Setelah meminta alamat rumah pak RT dari Ibu itu, kemudian mereka melajukan mobil mereka ke rumah pak RT yang tak jauh dari sana.
**
Setelah berbincang kurang lebih 15 menit dengan Pak RT, mereka berdua beranjak pergi menuju alamat yang sudah Pak RT berikan.
Perjalanan menuju rumah keluarga Raka itu menempuh jarak yang cukup lama kurang lebih lima jam perjalanan. Naufal sibuk menyetir sesekali melihat jipies. Alamat yang diberikan oleh pak RT itu baru pertama kali Naufal tahu. Sedangkan Naya sibuk di alam mimpinya.
Mobil mereka berhenti di pom bensin. Naufal melihat Naya tidur begitu nyenyak, Naufal mendekatkan dirinya ingin melihat lebih jelas wajah perempuan yang kini berstatus menjadi istrinya.
“Cantik.”
Tak lama dari itu Naya terbangun, ada mata yang saling bertemu dengan jarak yang begitu dekat. Ada jantung yang begitu terasa sesak karena debaran yang tak karuan.
Deg .. deg .. deg!
Tersadar dengan posisi mereka yang begitu dekat, Naufal langsung duduk ke posisi semula.
“Kita dimana sih?” tanya Naya melihat sekelilingnya.

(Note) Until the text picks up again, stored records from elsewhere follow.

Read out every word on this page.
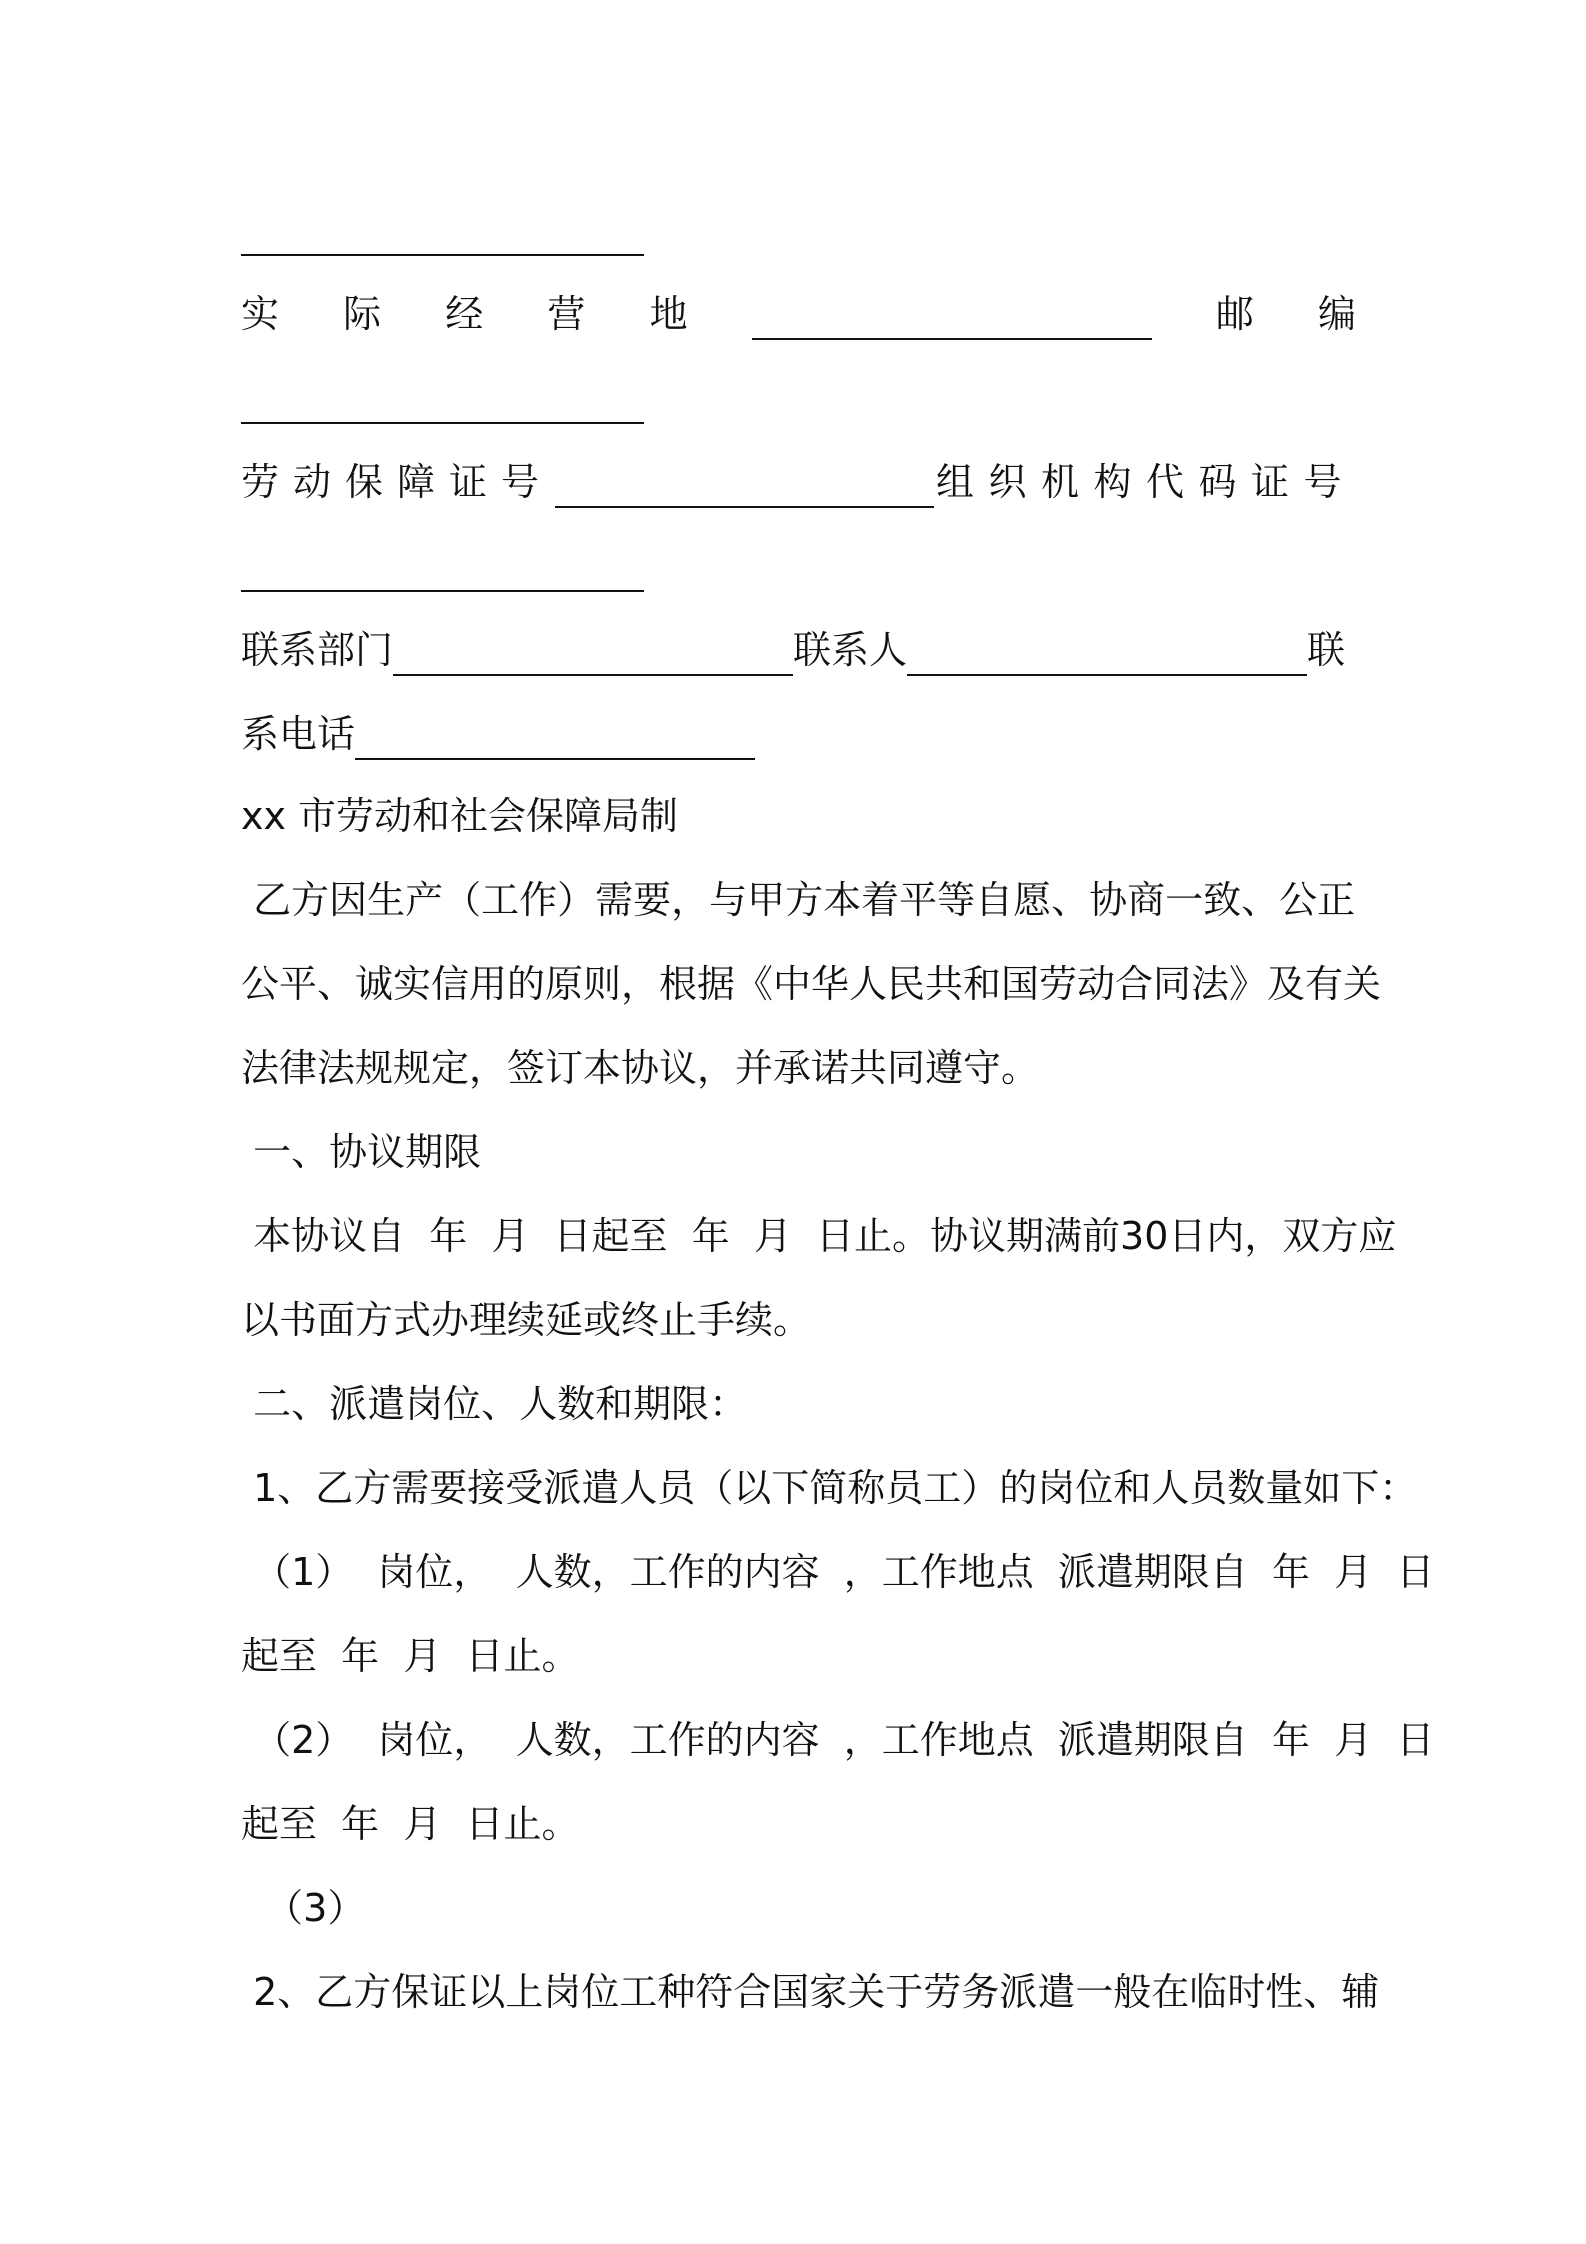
实 际 经 营 地	邮 编
劳动保障证号	组织机构代码证号
联系部门	联系人	联
系电话
xx 市劳动和社会保障局制
乙方因生产（工作）需要，与甲方本着平等自愿、协商一致、公正
公平、诚实信用的原则，根据《中华人民共和国劳动合同法》及有关
法律法规规定，签订本协议，并承诺共同遵守。
一、协议期限
本协议自  年  月  日起至  年  月  日止。协议期满前30日内，双方应
以书面方式办理续延或终止手续。
二、派遣岗位、人数和期限：
1、乙方需要接受派遣人员（以下简称员工）的岗位和人员数量如下：
（1）  岗位，  人数，工作的内容  ，工作地点  派遣期限自  年  月  日
起至  年  月  日止。
（2）  岗位，  人数，工作的内容  ，工作地点  派遣期限自  年  月  日
起至  年  月  日止。
（3）
2、乙方保证以上岗位工种符合国家关于劳务派遣一般在临时性、辅
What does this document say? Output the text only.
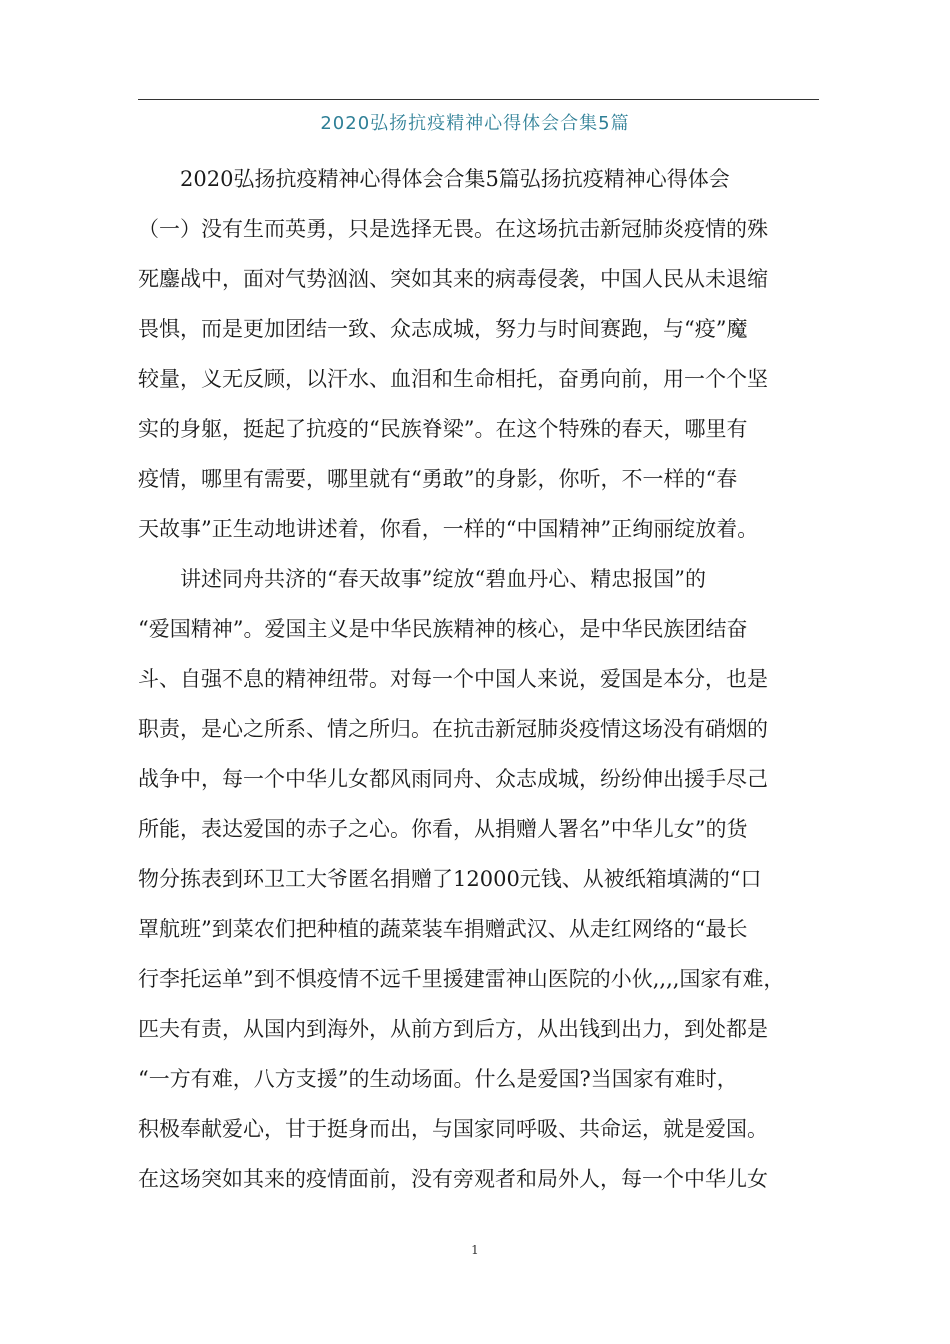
2020弘扬抗疫精神心得体会合集5篇
2020弘扬抗疫精神心得体会合集5篇弘扬抗疫精神心得体会
（一）没有生而英勇，只是选择无畏。在这场抗击新冠肺炎疫情的殊
死鏖战中，面对气势汹汹、突如其来的病毒侵袭，中国人民从未退缩
畏惧，而是更加团结一致、众志成城，努力与时间赛跑，与“疫”魔
较量，义无反顾，以汗水、血泪和生命相托，奋勇向前，用一个个坚
实的身躯，挺起了抗疫的“民族脊梁”。在这个特殊的春天，哪里有
疫情，哪里有需要，哪里就有“勇敢”的身影，你听，不一样的“春
天故事”正生动地讲述着，你看，一样的“中国精神”正绚丽绽放着。
讲述同舟共济的“春天故事”绽放“碧血丹心、精忠报国”的
“爱国精神”。爱国主义是中华民族精神的核心，是中华民族团结奋
斗、自强不息的精神纽带。对每一个中国人来说，爱国是本分，也是
职责，是心之所系、情之所归。在抗击新冠肺炎疫情这场没有硝烟的
战争中，每一个中华儿女都风雨同舟、众志成城，纷纷伸出援手尽己
所能，表达爱国的赤子之心。你看，从捐赠人署名”中华儿女”的货
物分拣表到环卫工大爷匿名捐赠了12000元钱、从被纸箱填满的“口
罩航班”到菜农们把种植的蔬菜装车捐赠武汉、从走红网络的“最长
行李托运单”到不惧疫情不远千里援建雷神山医院的小伙,,,,国家有难，
匹夫有责，从国内到海外，从前方到后方，从出钱到出力，到处都是
“一方有难，八方支援”的生动场面。什么是爱国?当国家有难时，
积极奉献爱心，甘于挺身而出，与国家同呼吸、共命运，就是爱国。
在这场突如其来的疫情面前，没有旁观者和局外人，每一个中华儿女
1
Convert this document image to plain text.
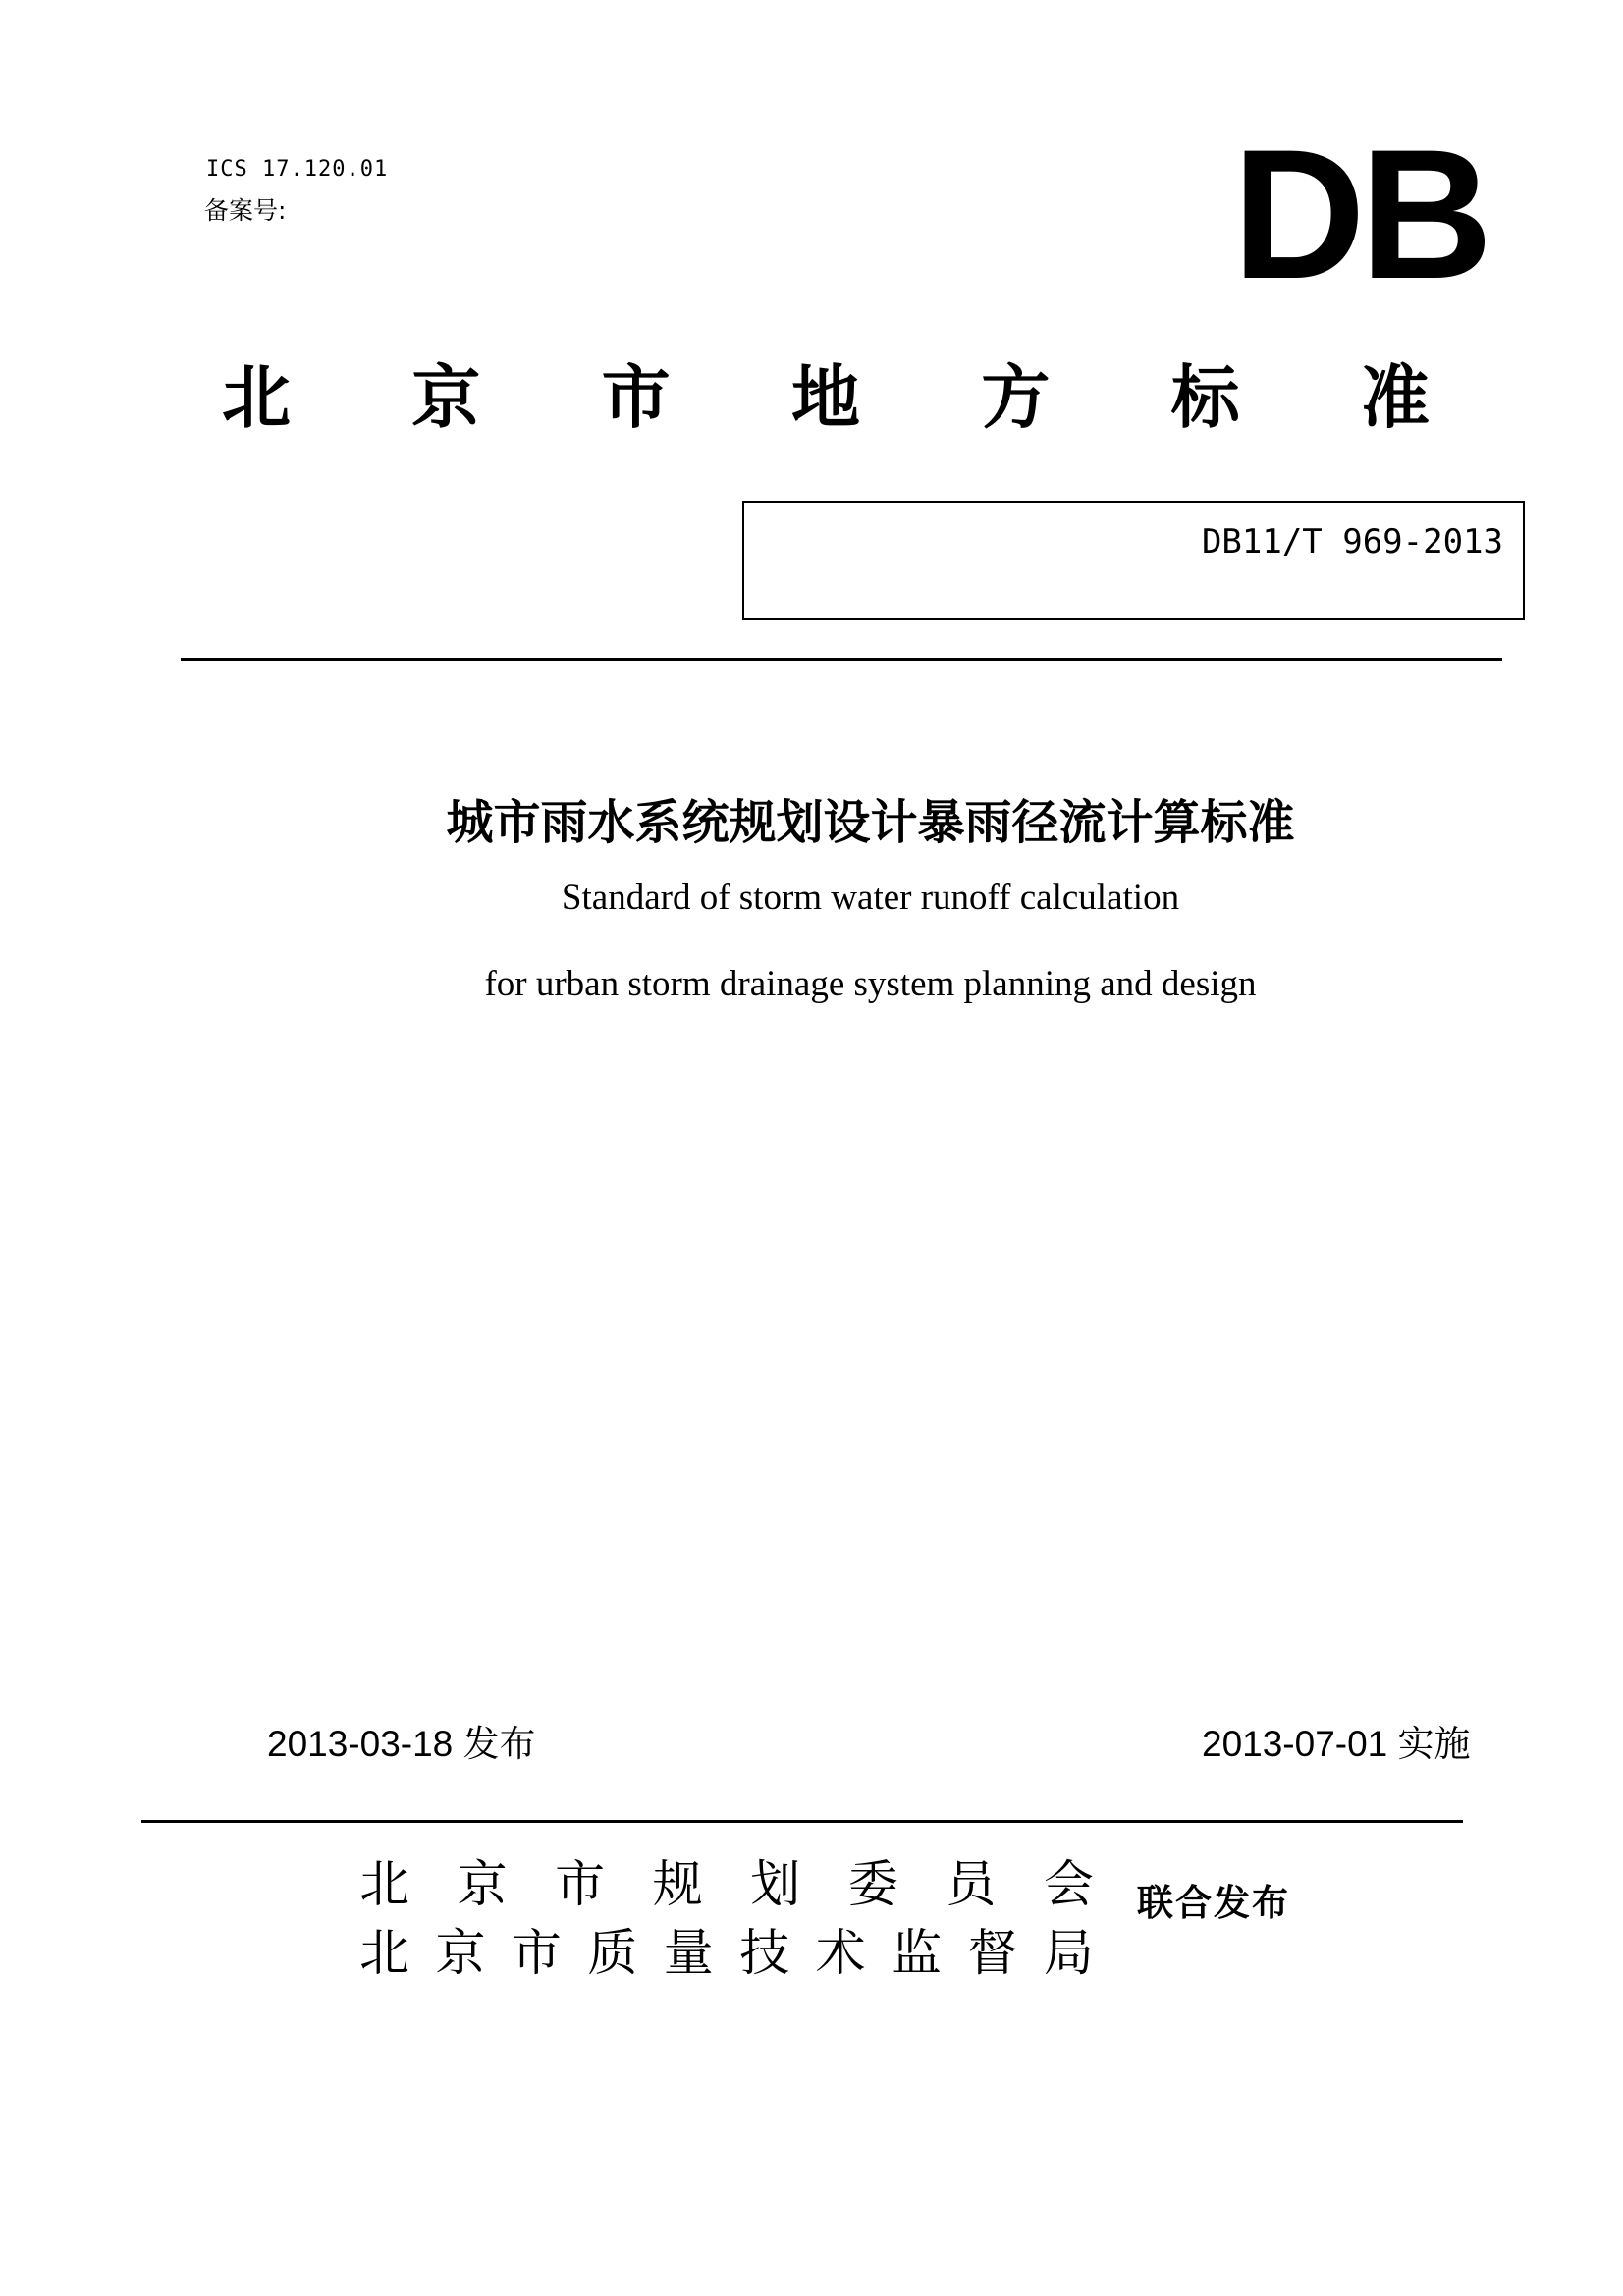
ICS 17.120.01
备案号:	DB
北 京 市 地 方 标 准
DB11/T 969-2013
城市雨水系统规划设计暴雨径流计算标准
Standard of storm water runoff calculation
for urban storm drainage system planning and design
2013-03-18 发布	2013-07-01 实施
北 京 市 规 划 委 员 会
北 京 市 质 量 技 术 监 督 局
联合发布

“Pom bensin, lo mau ke toilet nggak atau beli apa kek?” tanya Naufal.
“Kayanya gue mau beli cemilan aja deh, buat di jalan. Masih lama nggak sih nih kita?”
“Kurang lebih satu jam setengah lagi,” jawab Naufal melihat jipies.
“Oke deh.”
Keduanya keluar dari mobil, menuju minimarket kecil yang ada di pom bensin.